This is a guest post from David who writes an excellent blog called The Physicians Library. Thank you David!
“What did you use on the floors?” This is a common question I have been getting recently from the recent third year medical students. Third year is a great time to begin building your “peripheral brain” – the pocket references and device apps you use to quickly look things up on the floors. Of course, your own personal preferences will depend on things like specialty interest, how much you want to spend, what do you have available, etc. If you want to use technology some things may be device dependent but in general there is a lot of overlap between Apple and Android apps available. I also used to have a Blackberry Torch and had some apps on there so perhaps there is good news for any holdouts out there. Here’s what I ended up using this year:
Maxwell Quick Medical Reference
At my school, the fourth-year class usually presents this as a gift to the new third-year students and I have some other schools doing this as well. Don’t worry if you can’t get this for free – it is dirt cheap. Really, there is no reason not to have this book. It’s a lifesaver for everything a student or resident needs to do from writing orders to the mini-mental status exam.
This may be more relevant for those interested in internal medicine but there are also similar books for other specialties. I also used the Pocket Pediatrics book. I liked these books because of the charts and algorithms presented. References for primary literature are also provided which can be useful if your attending asks you to look up the article for that particular recommendation. Another nice feature is that these books are in binders which you can open up and add your own pages. A common alternative I have seen others use is the Washington Manual of Medical Therapeutics.
This is a free app and all you need is a Medscape username and password. Although not quite as good as Up-to-Date it is fairly complete and well-organized. For most diseases it will have labeled sections on diagnosis, work-up, and treatment or management. It also includes its own drug monograph database and a host of calculator tools such as Ranson criteria or Centor. The one drawback is that it is not as searchable as I would like. For example, you cannot search for the aforementioned criteria as Ranson or Centor. You have to look for “pancreatitis prognosis” or “strep throat evaluation”. However, usually the search pulls a list as you are typing so you will likely find what you are looking for before you even completely type in a word.
This stands for Agency on Healthcare Research and Quality Electronic Preventative Services Selector. This app is essential for a rotation with a primary care component (e.g. outpatient medicine, family medicine). You type in the patient demographic data including gender, age, smoking status, and sexual activity and it pulls the current USPSTF recommendations for preventative services that patient should or should not be receiving.

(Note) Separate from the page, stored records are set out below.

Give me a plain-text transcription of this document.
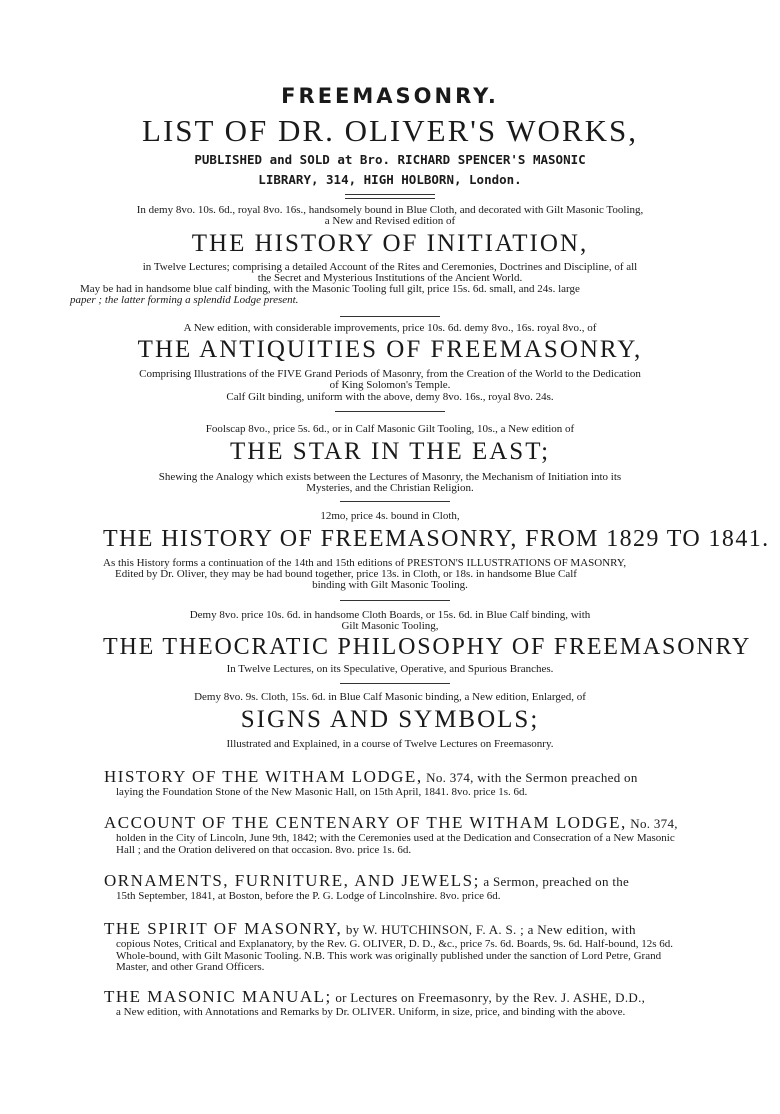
FREEMASONRY.
LIST OF DR. OLIVER'S WORKS,
PUBLISHED and SOLD at Bro. RICHARD SPENCER'S MASONIC
LIBRARY, 314, HIGH HOLBORN, London.

In demy 8vo. 10s. 6d., royal 8vo. 16s., handsomely bound in Blue Cloth, and decorated with Gilt Masonic Tooling,

a New and Revised edition of

THE HISTORY OF INITIATION,

in Twelve Lectures; comprising a detailed Account of the Rites and Ceremonies, Doctrines and Discipline, of all

the Secret and Mysterious Institutions of the Ancient World.

May be had in handsome blue calf binding, with the Masonic Tooling full gilt, price 15s. 6d. small, and 24s. large

paper ; the latter forming a splendid Lodge present.

A New edition, with considerable improvements, price 10s. 6d. demy 8vo., 16s. royal 8vo., of

THE ANTIQUITIES OF FREEMASONRY,

Comprising Illustrations of the FIVE Grand Periods of Masonry, from the Creation of the World to the Dedication

of King Solomon's Temple.

Calf Gilt binding, uniform with the above, demy 8vo. 16s., royal 8vo. 24s.

Foolscap 8vo., price 5s. 6d., or in Calf Masonic Gilt Tooling, 10s., a New edition of

THE STAR IN THE EAST;

Shewing the Analogy which exists between the Lectures of Masonry, the Mechanism of Initiation into its

Mysteries, and the Christian Religion.

12mo, price 4s. bound in Cloth,

THE HISTORY OF FREEMASONRY, FROM 1829 TO 1841.

As this History forms a continuation of the 14th and 15th editions of PRESTON'S ILLUSTRATIONS OF MASONRY,

Edited by Dr. Oliver, they may be had bound together, price 13s. in Cloth, or 18s. in handsome Blue Calf

binding with Gilt Masonic Tooling.

Demy 8vo. price 10s. 6d. in handsome Cloth Boards, or 15s. 6d. in Blue Calf binding, with

Gilt Masonic Tooling,

THE THEOCRATIC PHILOSOPHY OF FREEMASONRY

In Twelve Lectures, on its Speculative, Operative, and Spurious Branches.

Demy 8vo. 9s. Cloth, 15s. 6d. in Blue Calf Masonic binding, a New edition, Enlarged, of

SIGNS AND SYMBOLS;

Illustrated and Explained, in a course of Twelve Lectures on Freemasonry.

HISTORY OF THE WITHAM LODGE, No. 374, with the Sermon preached on
laying the Foundation Stone of the New Masonic Hall, on 15th April, 1841. 8vo. price 1s. 6d.
ACCOUNT OF THE CENTENARY OF THE WITHAM LODGE, No. 374,
holden in the City of Lincoln, June 9th, 1842; with the Ceremonies used at the Dedication and Consecration of a New Masonic Hall ; and the Oration delivered on that occasion. 8vo. price 1s. 6d.
ORNAMENTS, FURNITURE, AND JEWELS; a Sermon, preached on the
15th September, 1841, at Boston, before the P. G. Lodge of Lincolnshire. 8vo. price 6d.
THE SPIRIT OF MASONRY, by W. HUTCHINSON, F. A. S. ; a New edition, with
copious Notes, Critical and Explanatory, by the Rev. G. OLIVER, D. D., &c., price 7s. 6d. Boards, 9s. 6d. Half-bound, 12s 6d. Whole-bound, with Gilt Masonic Tooling. N.B. This work was originally published under the sanction of Lord Petre, Grand Master, and other Grand Officers.
THE MASONIC MANUAL; or Lectures on Freemasonry, by the Rev. J. ASHE, D.D.,
a New edition, with Annotations and Remarks by Dr. OLIVER. Uniform, in size, price, and binding with the above.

This was my preferred drug monograph database during third year. It has a nice interaction checker, calculators, reference tables, and more. There are others like Micromedex and the one on Medscape. Whatever you do, have one and understand how it works.
Rotation Specific Tools
I actually am ambivalent on this book. For future surgeons, it may be more appropriate. I found it useful to a point but it had only decent yield for “pimping” and was not quite appropriate for the NBME shelf exam.
Quick Reference to the Diagnostic Criteria from DSM-IV-TR
I am not sure if all medical students will still be working with DSM-IV but either have a pocket reference (check if your school provides one) or download an app. Learning the specific criteria is particularly high yield for a psychiatry rotation and standardized tests.
Whatever you decide to use for your peripheral brain make sure you keep it tight to a select few resources and know how to find the information in each. It does you no good to be overloaded with tools and spending too much time figuring them out while you need information. Take some time on a weekend to really play with your tools and familiarize yourself with them.